LONDON Oct. 12, 2007 (Dow Jones Newswire)
Crude oil production from Nigeria's troubled Niger Delta region looks set to continue its recovery in the months ahead, Nigeria's finance minister told Dow Jones Newswires Friday.
Shamsuddeen Usman said Royal Dutch Shell's (RDSA) move to lift a force majeure on its Forcados facility pointed to increased supply from Nigeria's crucial oil producing region, where oil production has been hit by persistent attacks from militia groups.
"Things are already getting better in the Niger Delta, if Shell is also telling us this - that things are getting better and that they are beginning to get back in to the areas they left in the Delta - then we can believe it," said Usman. "The local communities are engaged in the process, and the future prognosis is good."

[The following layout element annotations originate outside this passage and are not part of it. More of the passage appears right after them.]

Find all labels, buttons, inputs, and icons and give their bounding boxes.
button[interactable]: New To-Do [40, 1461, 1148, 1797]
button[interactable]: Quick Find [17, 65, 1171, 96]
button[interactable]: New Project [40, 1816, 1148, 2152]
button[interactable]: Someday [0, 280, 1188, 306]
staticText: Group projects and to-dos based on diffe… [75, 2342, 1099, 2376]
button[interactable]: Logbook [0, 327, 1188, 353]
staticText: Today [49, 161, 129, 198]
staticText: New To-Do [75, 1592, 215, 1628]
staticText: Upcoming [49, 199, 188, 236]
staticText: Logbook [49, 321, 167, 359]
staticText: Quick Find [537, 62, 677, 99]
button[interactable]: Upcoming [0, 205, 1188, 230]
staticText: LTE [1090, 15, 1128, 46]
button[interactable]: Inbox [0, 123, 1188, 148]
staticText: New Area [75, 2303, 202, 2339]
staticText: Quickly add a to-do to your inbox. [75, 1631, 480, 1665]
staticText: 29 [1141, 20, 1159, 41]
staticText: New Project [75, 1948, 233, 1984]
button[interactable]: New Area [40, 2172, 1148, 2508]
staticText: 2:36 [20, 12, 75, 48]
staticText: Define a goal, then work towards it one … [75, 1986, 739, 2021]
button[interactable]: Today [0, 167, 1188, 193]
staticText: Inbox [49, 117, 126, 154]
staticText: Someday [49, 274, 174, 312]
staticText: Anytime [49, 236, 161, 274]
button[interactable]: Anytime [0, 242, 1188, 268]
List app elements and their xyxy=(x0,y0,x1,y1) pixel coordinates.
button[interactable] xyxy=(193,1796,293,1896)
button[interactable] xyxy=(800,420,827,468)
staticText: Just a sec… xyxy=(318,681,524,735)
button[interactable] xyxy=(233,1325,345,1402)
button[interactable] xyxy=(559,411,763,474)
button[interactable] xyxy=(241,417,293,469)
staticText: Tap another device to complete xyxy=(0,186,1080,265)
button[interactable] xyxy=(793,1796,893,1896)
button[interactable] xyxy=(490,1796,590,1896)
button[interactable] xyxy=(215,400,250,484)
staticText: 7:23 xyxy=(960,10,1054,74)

Currently, around 450,000 barrels a day of Nigeria's crude oil production is offline as a result of the violence, but at one stage, 900,000 barrels a day of production was shut in.
The Forcados platform operated at a capacity of 380,000 barrels a day prior to the militant attacks but traders said production from the field has picked up in the last four months.
Continued violence at the heart of the country's oil producing region this year is thought to have dented Nigeria's oil dependent economy and bolstered global crude prices.
Usman's National Assembly 2008 Budget proposal assumes a budget oil price of $54 a barrel and increased oil production, signaling at least the intent of more expansionary fiscal policy.
But the Minister said he has decided to remain cautious on what the country can expect from its oil revenues.
"We're being more conservative: its the worse case scenario (model)," he said. "The assumption is that it (production) will remain flat, or may go down a little."
In the past, the ministry planned its budget based on $35 a barrel and in 2006, $40 a barrel. Then, the excess crude fund was continuously used to make up for shortfalls. The new assumption is $53.80 a barrel.
"We have upped it slightly to make allowance for potential shortfalls of production," Usman said. "In the past, the effect of the Niger Delta has been underestimated, and we have had to fall back on using the excess crude account. So this time have decided to be more realistic."
Nigeria's oil dependent economy still faces considerable challenges. Its fiscal policy is being squeezed by a 15% public sector wage hike agreed in May amid threats of widespread strike action. The agreement will divert $1.35 billion away from the country's capital expenditure and $609 million in new spending for 2007. Windfall oil prices create a comfortable surplus, but Nigeria is still struggling to make its oil pay off in the long term.